Why Vine
The pain point of navigating
I've seen lots of discussions about supporting "Multiple components in one SFC file", but to be honest, SFC was designed for one component per file, and the related toolchain is also based on this logic and continuously iterated during the development of Vue. Therefore, it is obviously unreasonable to directly support multiple components in one file based on this concept.
Through several Twitter posts' investigation, I found that there is indeed an universal demand for writing multiple components in one file. So I started exploring whether there is another syntax or organizing approach that can best fit into Vue's existing compilation toolchain and utilize existing achievements, while creating more flexibility for users to write components.

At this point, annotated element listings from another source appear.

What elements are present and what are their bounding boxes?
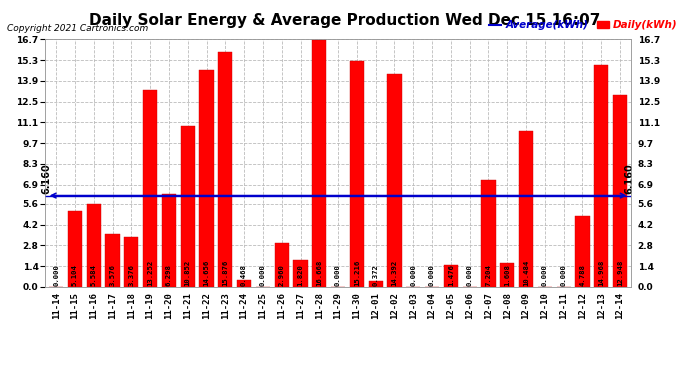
- Text: 2.960: 2.960: [279, 264, 285, 286]
- Bar: [199, 70, 214, 287]
- Bar: [519, 132, 533, 287]
- Bar: [293, 260, 308, 287]
- Bar: [162, 194, 176, 287]
- Text: 15.876: 15.876: [222, 260, 228, 286]
- Text: 3.576: 3.576: [110, 264, 115, 286]
- Text: 14.392: 14.392: [391, 260, 397, 286]
- Text: 6.298: 6.298: [166, 264, 172, 286]
- Text: 1.608: 1.608: [504, 264, 511, 286]
- Text: 0.468: 0.468: [241, 264, 247, 286]
- Text: 14.656: 14.656: [204, 260, 210, 286]
- Bar: [124, 237, 139, 287]
- Bar: [87, 204, 101, 287]
- Text: 7.204: 7.204: [486, 264, 491, 286]
- Text: 0.000: 0.000: [335, 264, 341, 286]
- Text: 14.968: 14.968: [598, 260, 604, 286]
- Bar: [575, 216, 589, 287]
- Legend: Average(kWh), Daily(kWh): Average(kWh), Daily(kWh): [489, 20, 678, 30]
- Text: 0.000: 0.000: [466, 264, 473, 286]
- Text: 6.160: 6.160: [41, 164, 52, 194]
- Bar: [237, 280, 251, 287]
- Bar: [388, 74, 402, 287]
- Bar: [368, 281, 383, 287]
- Text: 0.000: 0.000: [411, 264, 416, 286]
- Text: Copyright 2021 Cartronics.com: Copyright 2021 Cartronics.com: [7, 24, 148, 33]
- Bar: [594, 65, 609, 287]
- Text: 5.104: 5.104: [72, 264, 78, 286]
- Text: 4.788: 4.788: [580, 264, 586, 286]
- Text: 0.000: 0.000: [561, 264, 566, 286]
- Bar: [500, 263, 514, 287]
- Text: 15.216: 15.216: [354, 260, 360, 286]
- Text: 12.948: 12.948: [617, 260, 623, 286]
- Text: 0.000: 0.000: [260, 264, 266, 286]
- Bar: [68, 211, 82, 287]
- Text: 3.376: 3.376: [128, 264, 135, 286]
- Bar: [143, 90, 157, 287]
- Text: 16.668: 16.668: [316, 260, 322, 286]
- Bar: [275, 243, 288, 287]
- Bar: [313, 40, 326, 287]
- Bar: [482, 180, 495, 287]
- Text: 0.000: 0.000: [429, 264, 435, 286]
- Text: 0.372: 0.372: [373, 264, 379, 286]
- Bar: [106, 234, 119, 287]
- Text: 1.476: 1.476: [448, 264, 454, 286]
- Text: 10.484: 10.484: [523, 260, 529, 286]
- Bar: [181, 126, 195, 287]
- Text: 1.820: 1.820: [297, 264, 304, 286]
- Text: Daily Solar Energy & Average Production Wed Dec 15 16:07: Daily Solar Energy & Average Production …: [89, 13, 601, 28]
- Text: 0.000: 0.000: [53, 264, 59, 286]
- Bar: [218, 52, 233, 287]
- Text: 5.584: 5.584: [90, 264, 97, 286]
- Text: 6.160: 6.160: [624, 164, 635, 194]
- Bar: [444, 265, 458, 287]
- Text: 13.252: 13.252: [147, 260, 153, 286]
- Bar: [350, 62, 364, 287]
- Bar: [613, 95, 627, 287]
- Text: 10.852: 10.852: [185, 260, 190, 286]
- Text: 0.000: 0.000: [542, 264, 548, 286]
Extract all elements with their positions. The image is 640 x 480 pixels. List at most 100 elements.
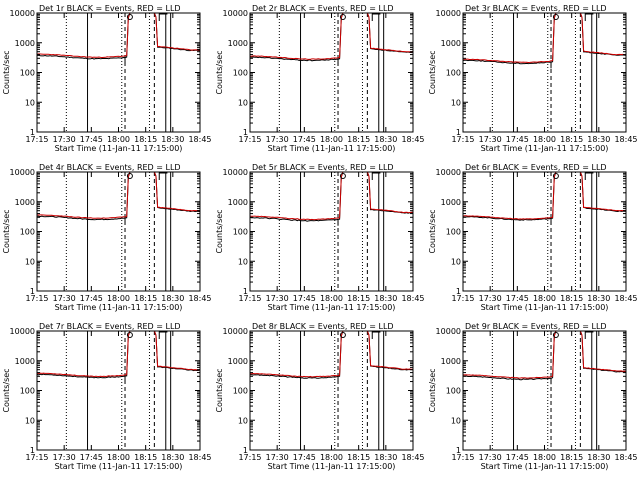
x-tick-label: 18:15 (134, 135, 157, 144)
panel-title: Det 9r BLACK = Events, RED = LLD (465, 322, 607, 331)
y-tick-label: 10 (451, 257, 461, 266)
x-tick-label: 17:30 (53, 453, 76, 462)
plot-frame (36, 330, 201, 451)
x-tick-label: 18:30 (587, 453, 610, 462)
y-tick-label: 10000 (436, 9, 461, 18)
y-axis-label: Counts/sec (2, 368, 11, 412)
y-tick-label: 10 (25, 416, 35, 425)
attenuator-marker (552, 173, 559, 179)
x-tick-label: 17:45 (293, 294, 316, 303)
x-tick-label: 17:30 (479, 135, 502, 144)
y-axis-label: Counts/sec (2, 50, 11, 94)
x-tick-label: 17:15 (25, 294, 48, 303)
events-series-line (462, 171, 627, 221)
y-tick-label: 10000 (10, 327, 35, 336)
y-tick-label: 10 (25, 257, 35, 266)
y-axis-label: Counts/sec (2, 209, 11, 253)
lld-series-line (462, 330, 627, 379)
x-tick-label: 18:15 (347, 294, 370, 303)
x-tick-label: 18:45 (188, 135, 211, 144)
panel-title: Det 8r BLACK = Events, RED = LLD (252, 322, 394, 331)
y-tick-label: 10 (238, 416, 248, 425)
x-tick-label: 18:15 (134, 453, 157, 462)
x-tick-label: 17:45 (506, 294, 529, 303)
x-axis-label: Start Time (11-Jan-11 17:15:00) (268, 303, 396, 312)
x-axis-label: Start Time (11-Jan-11 17:15:00) (268, 144, 396, 153)
y-tick-label: 1000 (441, 198, 461, 207)
panel-title: Det 4r BLACK = Events, RED = LLD (39, 163, 181, 172)
y-tick-label: 10000 (10, 168, 35, 177)
plot-frame (462, 330, 627, 451)
attenuator-marker (339, 332, 346, 338)
y-tick-label: 1 (30, 287, 35, 296)
x-tick-label: 17:30 (53, 294, 76, 303)
x-axis-label: Start Time (11-Jan-11 17:15:00) (268, 462, 396, 471)
x-tick-label: 17:45 (80, 294, 103, 303)
x-tick-label: 18:00 (533, 453, 556, 462)
panel-det-9: Det 9r BLACK = Events, RED = LLD 1 10 100 10… (428, 322, 638, 471)
decimation-marker (158, 13, 168, 21)
attenuator-marker (126, 14, 133, 20)
panel-title: Det 7r BLACK = Events, RED = LLD (39, 322, 181, 331)
x-axis-label: Start Time (11-Jan-11 17:15:00) (481, 462, 609, 471)
x-tick-label: 17:30 (266, 294, 289, 303)
x-tick-label: 18:45 (401, 135, 424, 144)
x-tick-label: 18:30 (161, 135, 184, 144)
y-axis-label: Counts/sec (215, 50, 224, 94)
y-axis-label: Counts/sec (215, 368, 224, 412)
lld-series-line (36, 12, 201, 59)
x-tick-label: 18:30 (587, 294, 610, 303)
plot-frame (249, 12, 414, 133)
y-tick-label: 10000 (223, 9, 248, 18)
events-series-line (249, 330, 414, 379)
x-tick-label: 18:00 (107, 135, 130, 144)
x-tick-label: 18:00 (107, 453, 130, 462)
decimation-marker (371, 13, 381, 21)
decimation-marker (371, 331, 381, 339)
y-tick-label: 1 (456, 446, 461, 455)
panel-title: Det 6r BLACK = Events, RED = LLD (465, 163, 607, 172)
lld-series-line (249, 171, 413, 221)
attenuator-marker (552, 332, 559, 338)
x-tick-label: 17:45 (506, 135, 529, 144)
y-tick-label: 1 (456, 128, 461, 137)
panel-title: Det 1r BLACK = Events, RED = LLD (39, 4, 181, 13)
x-tick-label: 18:30 (374, 294, 397, 303)
decimation-marker (371, 172, 381, 180)
panel-det-1: Det 1r BLACK = Events, RED = LLD 1 10 100 10… (2, 4, 212, 153)
x-axis-label: Start Time (11-Jan-11 17:15:00) (481, 144, 609, 153)
panel-det-2: Det 2r BLACK = Events, RED = LLD 1 10 100 10… (215, 4, 425, 153)
x-tick-label: 17:15 (451, 294, 474, 303)
panel-det-7: Det 7r BLACK = Events, RED = LLD 1 10 100 10… (2, 322, 212, 471)
lld-series-line (249, 12, 414, 60)
attenuator-marker (126, 332, 133, 338)
attenuator-marker (126, 173, 133, 179)
panel-title: Det 5r BLACK = Events, RED = LLD (252, 163, 394, 172)
x-tick-label: 18:45 (614, 453, 637, 462)
lld-series-line (36, 171, 201, 219)
events-series-line (462, 12, 627, 65)
y-axis-label: Counts/sec (215, 209, 224, 253)
y-tick-label: 1 (30, 446, 35, 455)
y-tick-label: 1000 (15, 198, 35, 207)
y-tick-label: 100 (446, 228, 461, 237)
panel-det-3: Det 3r BLACK = Events, RED = LLD 1 10 100 10… (428, 4, 638, 153)
x-tick-label: 18:15 (134, 294, 157, 303)
y-tick-label: 10 (238, 257, 248, 266)
y-axis-label: Counts/sec (428, 50, 437, 94)
plot-frame (462, 171, 627, 292)
x-tick-label: 17:45 (293, 135, 316, 144)
y-tick-label: 100 (20, 69, 35, 78)
x-tick-label: 17:15 (25, 453, 48, 462)
events-series-line (249, 12, 414, 62)
decimation-marker (584, 331, 594, 339)
decimation-marker (584, 172, 594, 180)
y-tick-label: 10000 (10, 9, 35, 18)
decimation-marker (584, 13, 594, 21)
x-tick-label: 18:15 (560, 294, 583, 303)
decimation-marker (158, 172, 168, 180)
lld-series-line (462, 12, 626, 64)
y-tick-label: 10 (238, 98, 248, 107)
y-tick-label: 100 (446, 69, 461, 78)
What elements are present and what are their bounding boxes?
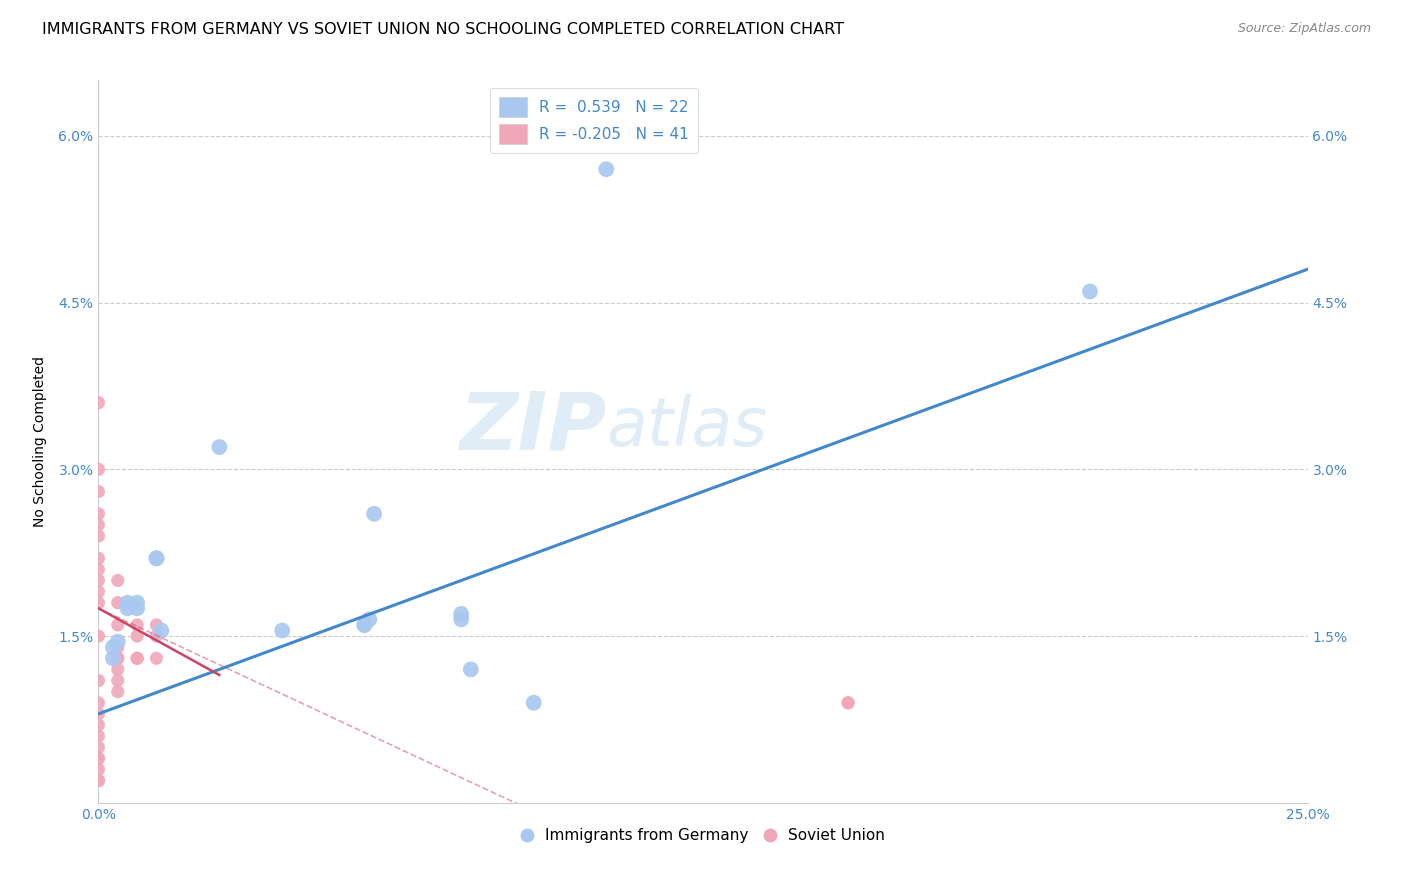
Point (87, 395, 110, 409)
Point (359, 612, 381, 626)
Point (87, 740, 110, 755)
Point (145, 551, 167, 566)
Point (87, 773, 110, 788)
Point (87, 751, 110, 765)
Text: atlas: atlas (606, 394, 768, 460)
Point (87, 562, 110, 576)
Point (87, 551, 110, 566)
Point (363, 507, 385, 521)
Point (107, 596, 129, 610)
Point (87, 729, 110, 743)
Point (353, 618, 375, 632)
Point (127, 629, 149, 643)
Point (450, 607, 472, 621)
Point (107, 684, 129, 698)
Point (523, 696, 546, 710)
Point (87, 773, 110, 788)
Text: ZIP: ZIP (458, 388, 606, 467)
Point (353, 618, 375, 632)
Point (117, 596, 139, 610)
Point (145, 551, 167, 566)
Point (145, 651, 167, 665)
Point (107, 634, 129, 648)
Point (101, 651, 124, 665)
Legend: Immigrants from Germany, Soviet Union: Immigrants from Germany, Soviet Union (515, 822, 891, 849)
Point (107, 662, 129, 676)
Point (87, 574, 110, 588)
Point (127, 651, 149, 665)
Point (127, 596, 149, 610)
Point (127, 651, 149, 665)
Point (87, 696, 110, 710)
Text: IMMIGRANTS FROM GERMANY VS SOVIET UNION NO SCHOOLING COMPLETED CORRELATION CHART: IMMIGRANTS FROM GERMANY VS SOVIET UNION … (42, 22, 844, 37)
Point (127, 618, 149, 632)
Point (107, 640, 129, 655)
Point (127, 601, 149, 615)
Point (145, 629, 167, 643)
Point (145, 618, 167, 632)
Point (208, 440, 231, 454)
Point (87, 517, 110, 532)
Point (87, 529, 110, 543)
Point (87, 629, 110, 643)
Point (107, 651, 129, 665)
Text: Source: ZipAtlas.com: Source: ZipAtlas.com (1237, 22, 1371, 36)
Point (837, 696, 859, 710)
Y-axis label: No Schooling Completed: No Schooling Completed (34, 356, 48, 527)
Point (595, 162, 617, 177)
Point (107, 673, 129, 688)
Point (107, 574, 129, 588)
Point (87, 751, 110, 765)
Point (107, 651, 129, 665)
Point (87, 484, 110, 499)
Point (107, 618, 129, 632)
Point (87, 596, 110, 610)
Point (87, 763, 110, 777)
Point (837, 696, 859, 710)
Point (101, 640, 124, 655)
Point (87, 584, 110, 599)
Point (87, 507, 110, 521)
Point (271, 624, 294, 638)
Point (117, 601, 139, 615)
Point (87, 718, 110, 732)
Point (460, 662, 482, 676)
Point (87, 706, 110, 721)
Point (87, 673, 110, 688)
Point (450, 612, 472, 626)
Point (1078, 285, 1101, 299)
Point (87, 462, 110, 476)
Point (150, 624, 173, 638)
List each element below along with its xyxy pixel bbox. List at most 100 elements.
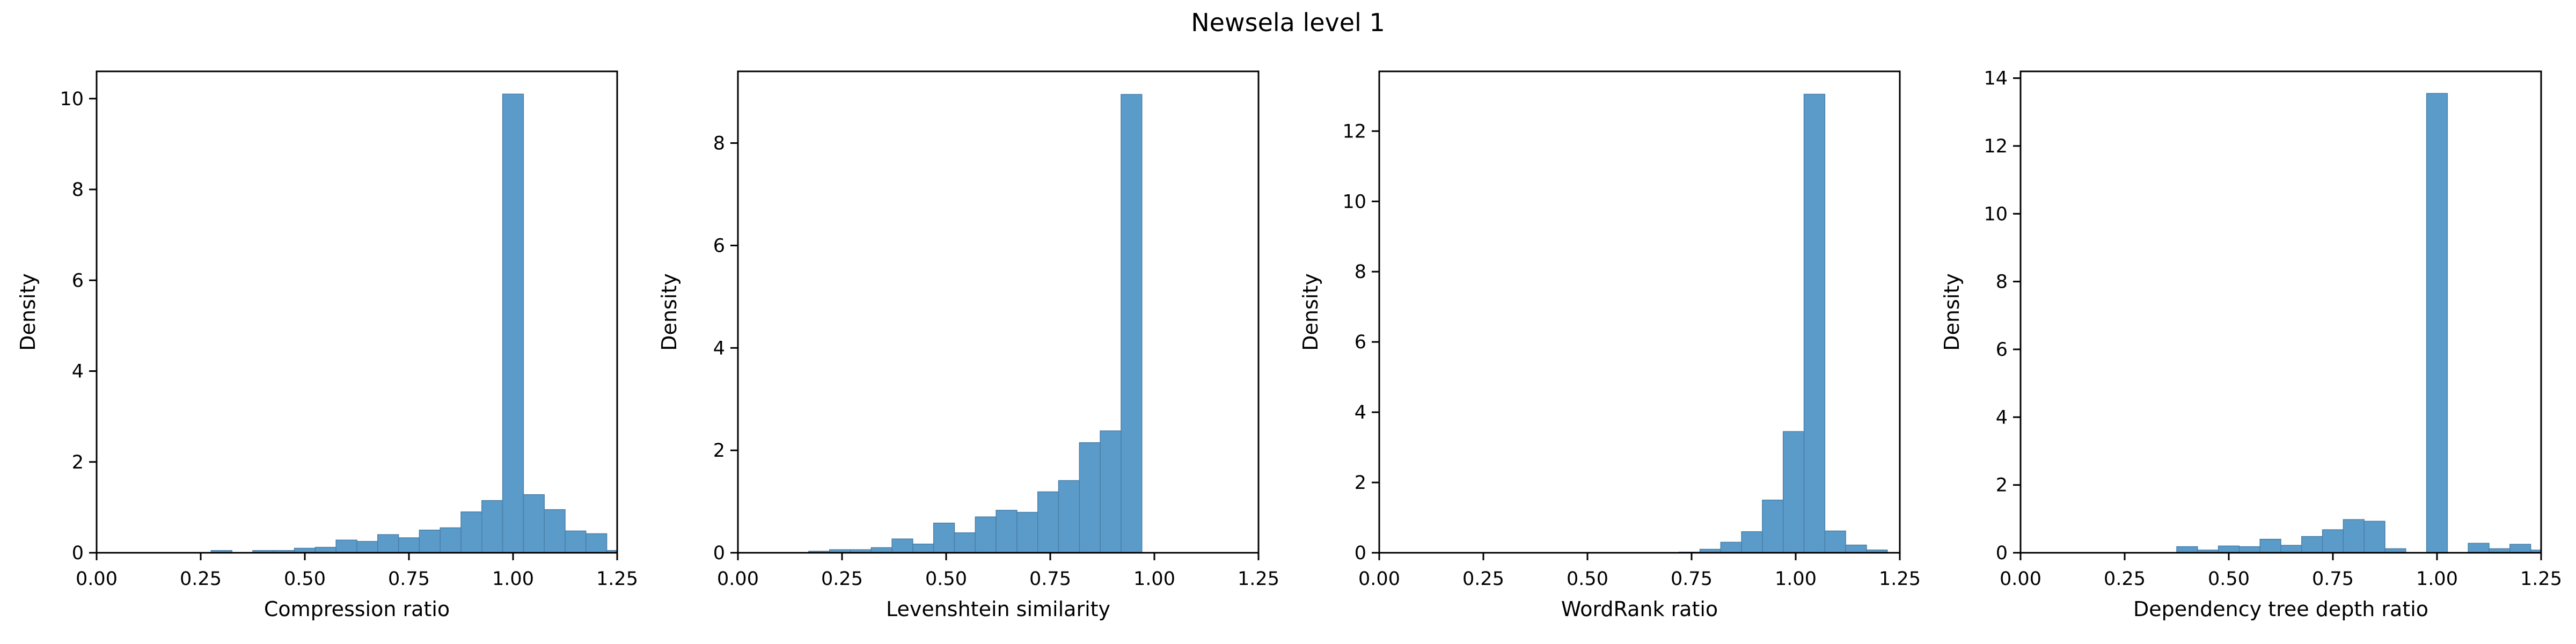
histogram-bar	[2176, 546, 2198, 553]
histogram-bar	[1121, 94, 1143, 553]
y-tick-label: 12	[1342, 121, 1366, 142]
x-tick-label: 0.75	[1671, 568, 1713, 590]
y-axis-label: Density	[657, 273, 681, 350]
x-tick-label: 0.50	[284, 568, 326, 590]
x-tick-label: 1.25	[2520, 568, 2562, 590]
y-tick-label: 0	[713, 543, 725, 564]
y-tick-label: 12	[1984, 136, 2008, 157]
histogram-bar	[460, 511, 482, 553]
histogram-bar	[2238, 546, 2260, 553]
x-tick-label: 0.00	[76, 568, 118, 590]
x-tick-label: 1.25	[596, 568, 638, 590]
plot-frame	[737, 70, 1260, 554]
y-tick-label: 10	[1342, 191, 1366, 213]
histogram-bar	[2301, 536, 2323, 553]
histogram-bar	[440, 527, 462, 553]
x-tick-label: 1.25	[1879, 568, 1921, 590]
x-axis-label: Dependency tree depth ratio	[2133, 597, 2428, 621]
y-tick-label: 2	[1996, 475, 2008, 496]
histogram-bar	[2468, 543, 2490, 553]
y-tick-label: 8	[72, 179, 84, 201]
y-tick-label: 2	[1355, 472, 1366, 494]
histogram-bar	[398, 537, 420, 553]
plot-frame	[96, 70, 618, 554]
plot-frame	[2019, 70, 2542, 554]
histogram-bar	[2343, 519, 2365, 553]
histogram-bar	[975, 516, 997, 553]
histogram-bar	[481, 500, 503, 553]
x-tick-label: 1.00	[492, 568, 534, 590]
histogram-bar	[523, 494, 545, 553]
histogram-bar	[933, 522, 955, 553]
histogram-bar	[996, 510, 1018, 553]
x-tick-label: 0.25	[821, 568, 863, 590]
y-tick-label: 4	[1355, 402, 1366, 423]
histogram-bar	[1824, 530, 1846, 553]
figure-title: Newsela level 1	[1191, 8, 1385, 37]
x-tick-label: 1.00	[1775, 568, 1817, 590]
histogram-bar	[2218, 545, 2240, 553]
histogram-bar	[954, 532, 976, 553]
y-tick-label: 6	[72, 270, 84, 291]
y-tick-label: 6	[1996, 339, 2008, 361]
x-tick-label: 0.50	[2208, 568, 2250, 590]
histogram-bar	[419, 529, 441, 553]
x-tick-label: 0.00	[717, 568, 759, 590]
x-tick-label: 0.75	[2312, 568, 2354, 590]
histogram-bar	[356, 541, 378, 553]
histogram-bar	[2322, 529, 2344, 553]
y-tick-label: 10	[60, 89, 84, 110]
histogram-panel-4: 0.00 0.25 0.50 0.75 1.00 1.25 0 2 4 6 8 10 12 14 Depen…	[1940, 68, 2562, 621]
x-tick-label: 0.25	[2104, 568, 2146, 590]
histogram-bar	[2363, 521, 2385, 553]
histogram-bar	[586, 533, 608, 553]
y-tick-label: 4	[1996, 407, 2008, 428]
y-tick-label: 14	[1984, 68, 2008, 90]
y-tick-label: 6	[1355, 332, 1366, 353]
histogram-bar	[565, 530, 587, 553]
histogram-bar	[1058, 480, 1080, 553]
x-tick-label: 0.25	[1462, 568, 1504, 590]
histogram-bar	[1741, 531, 1763, 553]
y-tick-label: 8	[1996, 272, 2008, 293]
histogram-bar	[891, 538, 913, 553]
histogram-bar	[1782, 431, 1805, 553]
y-tick-label: 0	[1996, 543, 2008, 564]
histogram-bar	[1845, 544, 1867, 553]
histogram-bar	[2280, 545, 2302, 553]
histogram-bar	[1720, 541, 1742, 553]
x-tick-label: 0.25	[180, 568, 222, 590]
y-axis-label: Density	[1299, 273, 1322, 350]
histogram-bar	[2426, 93, 2448, 553]
x-tick-label: 0.00	[2000, 568, 2041, 590]
x-axis-label: Compression ratio	[264, 597, 450, 621]
y-tick-label: 0	[72, 543, 84, 564]
y-tick-label: 10	[1984, 203, 2008, 225]
histogram-bar	[2259, 538, 2281, 553]
histogram-bar	[544, 509, 566, 553]
y-tick-label: 0	[1355, 543, 1366, 564]
histogram-bar	[1803, 93, 1826, 553]
histogram-bar	[1016, 511, 1038, 553]
y-axis-label: Density	[1940, 273, 1964, 350]
x-tick-label: 1.25	[1238, 568, 1279, 590]
plot-frame	[1378, 70, 1901, 554]
histogram-bar	[377, 534, 399, 553]
histogram-bar	[335, 539, 357, 553]
x-tick-label: 0.75	[1029, 568, 1071, 590]
histogram-bar	[1100, 430, 1122, 553]
x-tick-label: 0.00	[1358, 568, 1400, 590]
histogram-bar	[912, 544, 934, 553]
x-tick-label: 0.50	[1567, 568, 1608, 590]
x-tick-label: 0.75	[388, 568, 430, 590]
x-tick-label: 1.00	[1133, 568, 1175, 590]
y-tick-label: 8	[1355, 261, 1366, 283]
histogram-panel-2: 0.00 0.25 0.50 0.75 1.00 1.25 0 2 4 6 8 Levenshtein…	[657, 70, 1279, 621]
histogram-bar	[1762, 500, 1784, 553]
y-tick-label: 4	[713, 338, 725, 359]
y-tick-label: 4	[72, 361, 84, 383]
x-axis-label: Levenshtein similarity	[886, 597, 1110, 621]
histogram-panel-1: 0.00 0.25 0.50 0.75 1.00 1.25 0 2 4 6 8 10 Compressi…	[16, 70, 638, 621]
histogram-bar	[502, 93, 524, 553]
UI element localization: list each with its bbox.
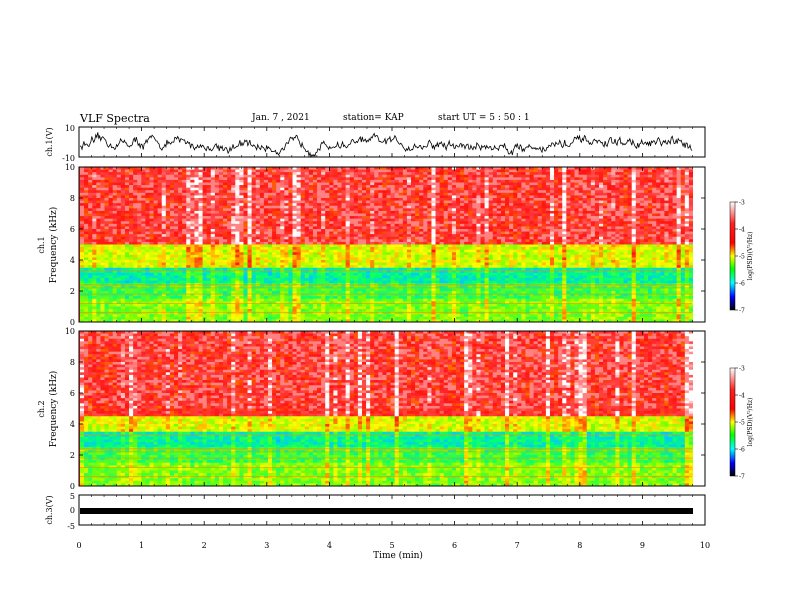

People often writing a long component first, and then cut out reusable components later, it's a "from-bottom-to-top" approach and also the most straightforward way. But the "cut out" action could be a little bit painful in Vue, because we always need to create a new .vue
file, writing some boilerplate codes and then start to write our own.
Navigating between multiple files is not a good experience too, especially when you're writing a small component that's only used in one place. For examples, the props definition and interactions with parent component will make you probably feel annoying after switching between files time and time again.
Original design intention
Here's how I asked everyone: "What do you miss the most from React when writing Vue?"
In the comparison of development experience between Vue and React, the most obvious difference is the the forms of component organization. Since JSX is just JavaScript expression, so you can easily start writing a new component aside. Many people replied that this is actually what they want.
because it's not just JSX or function that makes React more flexible in coding, but because this pattern represents its pursuit of more aggregated JavaScript context.
Maybe this is the secret to keep JavaScript users in their heart-flow. Front-end work requires developers to switch between views, styles, and logic frequently, and we find that in the increasingly complex front-end application development trend, writing logic has gradually become the main task.
So users definitely want to write less boilerplate code outside of JS code. And Vine provides a relatively concise way to do this.
We must admit this may just be a sweet syntax sugar, and it won't change the reality that you "need to write XML-like when describing views, and CSS-like when describing styles".
The original intention of Vine is to provide a more convenient form of organization.
So, it seems we'd better compose our code into just one file type.
The trade-off between JSX and template
Vue also has not-bad support for JSX, so why don't we put more effort on developing toolchain with JSX?
The main problem with JSX is that it's too flexible, and it's hard to provide enough compile-time information for Vue to optimize, and template is native supported by Vue with a lot of compile-time optimizations.
In order to better fit Vue's design concept and ecology, we've chosen to use template as the main syntax for Vine.
Final solution
We know that "function" can create a very independent context in JavaScript, and it's awesome if we can put template next to those setup statements.
So... Why not try to use a function style to describe Vue component by mixing "script setup" logics and template inside?
That's how Vine was born.
How is this achievable
After diving into the result of Vue SFC compilation, you'll found that it's actually transformed to a component object. So, there isn't a big difference between compiling a single component and compiling multiple components, all I need to do is just to create multiple component objects.
All these processing are provided from the @vue/compiler-dom
package, and it's so fine-grained that we can easily customize by our own.
Templates are compiled based on some binding metadata from user scripts, which implemented the "Auto unwrap" in template, in addition, some static parts can be automatically hoisted out for optimizing...
You'll find more interesting things to learn in this magic journey!